People v Reyes |
2020 NY Slip Op 07611 [189 AD3d 1286] |
December 16, 2020 |
Appellate Division, Second Department |
Published by New York State Law Reporting Bureau pursuant to Judiciary Law § 431. |
The People of State of New York,
Respondent, v Martin Reyes, Appellant. |
Janet E. Sabel, New York, NY (Rachel L. Pecker of counsel), for appellant.
Michael E. McMahon, District Attorney, Staten Island, NY (Anne Grady of counsel; Esmer Mujaj on the brief), for respondent.
Appeal by the defendant from an order of the Supreme Court, Richmond County (Mario F. Mattei, J.), dated June 15, 2018, which, after a hearing, designated him a level three sex offender pursuant to Correction Law article 6-C.
Ordered that the order is affirmed, without costs or disbursements.
In this proceeding pursuant to the Sex Offender Registration Act (see Correction Law art 6-C [hereinafter SORA]), the Supreme Court assessed the defendant 110 points, within the range for a presumptive designation as a level three sex offender. The court denied the defendant's request for a downward departure from his presumptive risk level and designated him a level three sex offender. The defendant challenges the denial of his request for a downward departure.
A defendant seeking a downward departure from the presumptive risk level has the initial burden of "(1) identifying, as a matter of law, an appropriate mitigating factor, namely, a factor which tends to establish a lower likelihood of reoffense or danger to the community and is of a kind, or to a degree, that is otherwise not adequately taken into account by the [SORA] Guidelines; and (2) establishing the facts in support of its existence by a preponderance of the evidence" (People v Wyatt, 89 AD3d 112, 128 [2011]; see People v Gillotti, 23 NY3d 841, 861 [2014]; see also Sex Offender Registration Act: Risk Assessment Guidelines and Commentary at 4 [2006] [hereinafter Guidelines]). If the defendant makes that twofold showing, the court must exercise its discretion by weighing the mitigating factor to determine whether the totality of the circumstances warrants a departure to avoid an overassessment of the defendant's dangerousness and risk of sexual recidivism (see People v Gillotti, 23 NY3d at 861; People v Champagne, 140 AD3d 719, 720 [2016]).
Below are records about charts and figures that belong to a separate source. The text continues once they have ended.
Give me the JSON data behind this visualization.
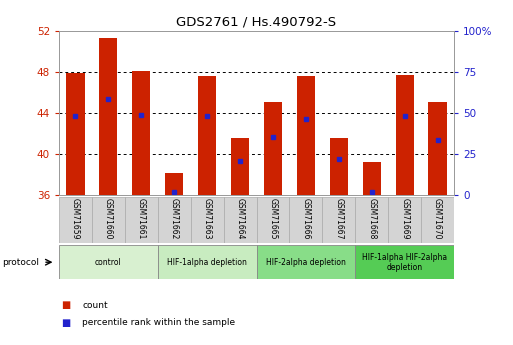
{
  "title": "GDS2761 / Hs.490792-S",
  "samples": [
    "GSM71659",
    "GSM71660",
    "GSM71661",
    "GSM71662",
    "GSM71663",
    "GSM71664",
    "GSM71665",
    "GSM71666",
    "GSM71667",
    "GSM71668",
    "GSM71669",
    "GSM71670"
  ],
  "count_values": [
    47.9,
    51.3,
    48.1,
    38.1,
    47.6,
    41.6,
    45.1,
    47.6,
    41.6,
    39.2,
    47.7,
    45.1
  ],
  "percentile_values": [
    43.7,
    45.4,
    43.8,
    36.3,
    43.7,
    39.3,
    41.7,
    43.4,
    39.5,
    36.3,
    43.7,
    41.4
  ],
  "ymin": 36,
  "ymax": 52,
  "yticks_left": [
    36,
    40,
    44,
    48,
    52
  ],
  "right_yticks_pct": [
    0,
    25,
    50,
    75,
    100
  ],
  "right_ytick_labels": [
    "0",
    "25",
    "50",
    "75",
    "100%"
  ],
  "bar_color": "#cc2200",
  "percentile_color": "#2222cc",
  "plot_bg": "#ffffff",
  "grid_color": "#000000",
  "protocols": [
    {
      "label": "control",
      "start": 0,
      "end": 3,
      "color": "#d8f0d0"
    },
    {
      "label": "HIF-1alpha depletion",
      "start": 3,
      "end": 6,
      "color": "#c8ecc0"
    },
    {
      "label": "HIF-2alpha depletion",
      "start": 6,
      "end": 9,
      "color": "#88dd88"
    },
    {
      "label": "HIF-1alpha HIF-2alpha\ndepletion",
      "start": 9,
      "end": 12,
      "color": "#55cc55"
    }
  ],
  "legend_count_label": "count",
  "legend_percentile_label": "percentile rank within the sample",
  "left_tick_color": "#cc2200",
  "right_tick_color": "#2222cc",
  "bar_width": 0.55,
  "sample_box_color": "#d4d4d4",
  "gridlines": [
    40,
    44,
    48
  ]
}
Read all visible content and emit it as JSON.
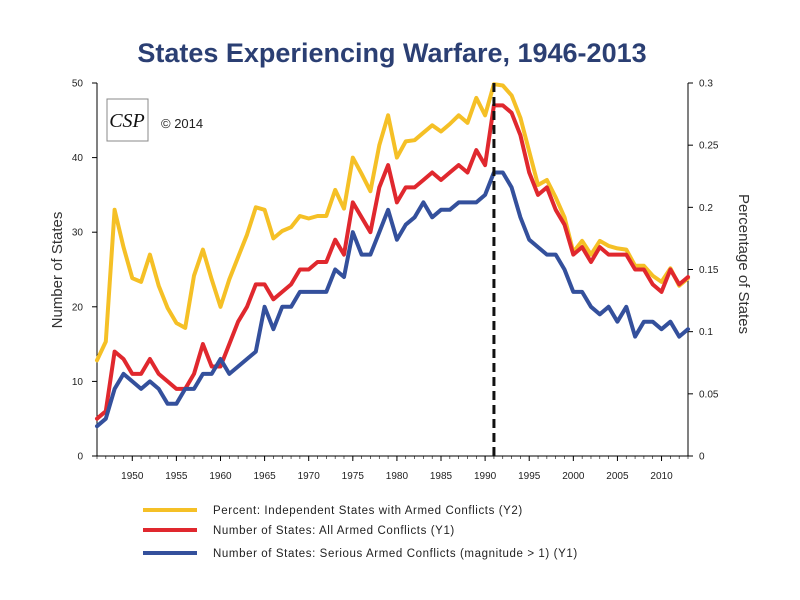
{
  "chart_data": {
    "type": "line",
    "title": "States Experiencing Warfare, 1946-2013",
    "ylabel": "Number of States",
    "y2label": "Percentage of States",
    "xlim": [
      1946,
      2013
    ],
    "ylim": [
      0,
      50
    ],
    "y2lim": [
      0,
      0.3
    ],
    "x_ticks": [
      "1950",
      "1955",
      "1960",
      "1965",
      "1970",
      "1975",
      "1980",
      "1985",
      "1990",
      "1995",
      "2000",
      "2005",
      "2010"
    ],
    "y_ticks": [
      "0",
      "10",
      "20",
      "30",
      "40",
      "50"
    ],
    "y2_ticks": [
      "0",
      "0.05",
      "0.1",
      "0.15",
      "0.2",
      "0.25",
      "0.3"
    ],
    "reference_line": {
      "x": 1991,
      "style": "dashed"
    },
    "copyright": "© 2014",
    "logo": "CSP",
    "x": [
      1946,
      1947,
      1948,
      1949,
      1950,
      1951,
      1952,
      1953,
      1954,
      1955,
      1956,
      1957,
      1958,
      1959,
      1960,
      1961,
      1962,
      1963,
      1964,
      1965,
      1966,
      1967,
      1968,
      1969,
      1970,
      1971,
      1972,
      1973,
      1974,
      1975,
      1976,
      1977,
      1978,
      1979,
      1980,
      1981,
      1982,
      1983,
      1984,
      1985,
      1986,
      1987,
      1988,
      1989,
      1990,
      1991,
      1992,
      1993,
      1994,
      1995,
      1996,
      1997,
      1998,
      1999,
      2000,
      2001,
      2002,
      2003,
      2004,
      2005,
      2006,
      2007,
      2008,
      2009,
      2010,
      2011,
      2012,
      2013
    ],
    "series": [
      {
        "name": "Percent: Independent States with Armed Conflicts (Y2)",
        "axis": "y2",
        "color": "#f5c026",
        "values": [
          0.077,
          0.092,
          0.198,
          0.168,
          0.143,
          0.14,
          0.162,
          0.137,
          0.119,
          0.107,
          0.103,
          0.145,
          0.166,
          0.142,
          0.12,
          0.142,
          0.16,
          0.178,
          0.2,
          0.198,
          0.175,
          0.181,
          0.184,
          0.193,
          0.191,
          0.193,
          0.193,
          0.214,
          0.199,
          0.24,
          0.227,
          0.213,
          0.25,
          0.274,
          0.24,
          0.253,
          0.254,
          0.26,
          0.266,
          0.261,
          0.267,
          0.274,
          0.268,
          0.288,
          0.274,
          0.299,
          0.298,
          0.29,
          0.272,
          0.245,
          0.218,
          0.222,
          0.208,
          0.192,
          0.164,
          0.173,
          0.162,
          0.173,
          0.169,
          0.167,
          0.166,
          0.153,
          0.153,
          0.145,
          0.14,
          0.151,
          0.137,
          0.143
        ]
      },
      {
        "name": "Number of States: All Armed Conflicts (Y1)",
        "axis": "y1",
        "color": "#e0282e",
        "values": [
          5,
          6,
          14,
          13,
          11,
          11,
          13,
          11,
          10,
          9,
          9,
          11,
          15,
          12,
          12,
          15,
          18,
          20,
          23,
          23,
          21,
          22,
          23,
          25,
          25,
          26,
          26,
          29,
          27,
          34,
          32,
          30,
          36,
          39,
          34,
          36,
          36,
          37,
          38,
          37,
          38,
          39,
          38,
          41,
          39,
          47,
          47,
          46,
          43,
          38,
          35,
          36,
          33,
          31,
          27,
          28,
          26,
          28,
          27,
          27,
          27,
          25,
          25,
          23,
          22,
          25,
          23,
          24
        ]
      },
      {
        "name": "Number of States: Serious Armed Conflicts (magnitude > 1) (Y1)",
        "axis": "y1",
        "color": "#34509c",
        "values": [
          4,
          5,
          9,
          11,
          10,
          9,
          10,
          9,
          7,
          7,
          9,
          9,
          11,
          11,
          13,
          11,
          12,
          13,
          14,
          20,
          17,
          20,
          20,
          22,
          22,
          22,
          22,
          25,
          24,
          30,
          27,
          27,
          30,
          33,
          29,
          31,
          32,
          34,
          32,
          33,
          33,
          34,
          34,
          34,
          35,
          38,
          38,
          36,
          32,
          29,
          28,
          27,
          27,
          25,
          22,
          22,
          20,
          19,
          20,
          18,
          20,
          16,
          18,
          18,
          17,
          18,
          16,
          17
        ]
      }
    ]
  }
}
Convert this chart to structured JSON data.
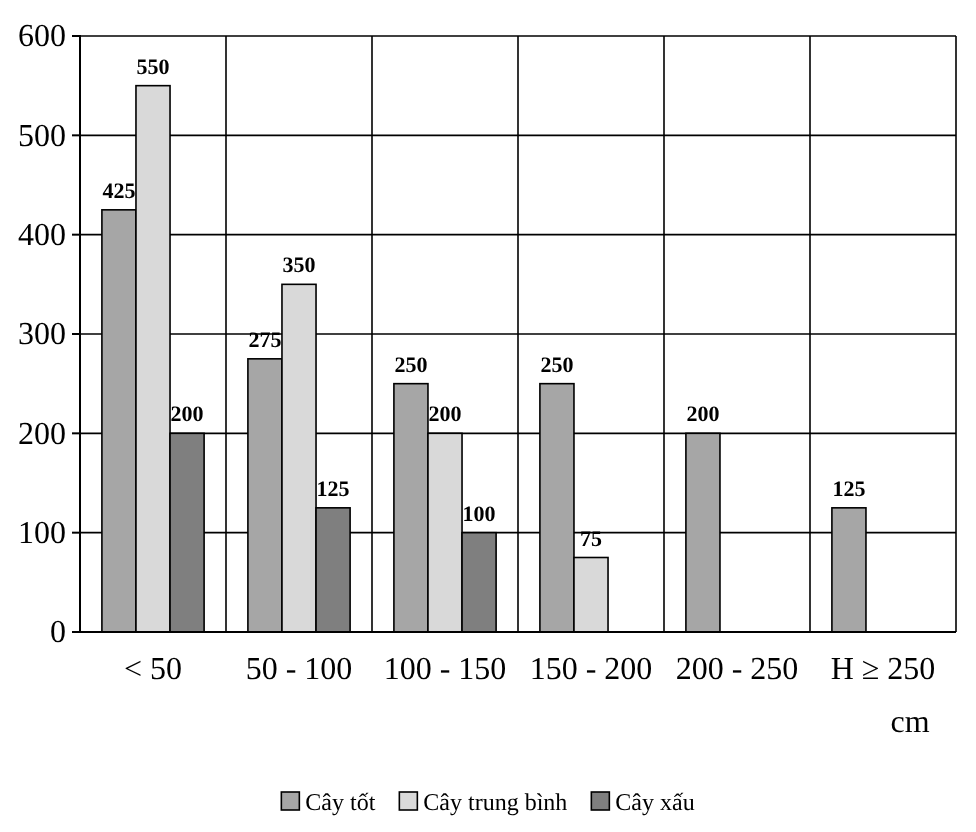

An offender's response to treatment, if exceptional, can form the basis for a downward departure (see Guidelines at 17; People v Palomeque, 170 AD3d 1055, 1056 [2019]). Although the defendant submitted evidence that he participated in and completed a sex offenders treatment program, he failed to establish by a preponderance of the evidence that his response to treatment was exceptional (see People v Jimenez, 178 AD3d 1099, 1100-1101 [2019]; People v Santos, 174 AD3d 658, 659 [2019]; People v Palomeque, 170 AD3d at 1056; People v Guzman, 110 AD3d 863, 863-864 [2013]).
We also agree with the Supreme Court that no downward departure was warranted based on the defendant's deportation subsequent to the SORA adjudication, as he failed to establish [*2]that his deportation was, " 'as a matter of law, an appropriate mitigating factor' " (People v Morrison, 156 AD3d 831, 832 [2017], quoting People v Wyatt, 89 AD3d at 128; see People v Alvarez, 153 AD3d 645, 646 [2017]; People v Charles, 152 AD3d 721, 721-722 [2017]; People v Leshchenko, 127 AD3d 833 [2015]).
The defendant's contention that a departure was warranted because intra-familial sex offenders pose a lower risk of reoffense is without merit (see People v Palomeque, 170 AD3d at 1055; People v Meaders, 154 AD3d 978 [2017]; People v Ogata, 124 AD3d 416 [2015]).
Accordingly, we agree with the Supreme Court's determination designating the defendant a level three sex offender. Mastro, J.P., Miller, Duffy and Brathwaite Nelson, JJ., concur.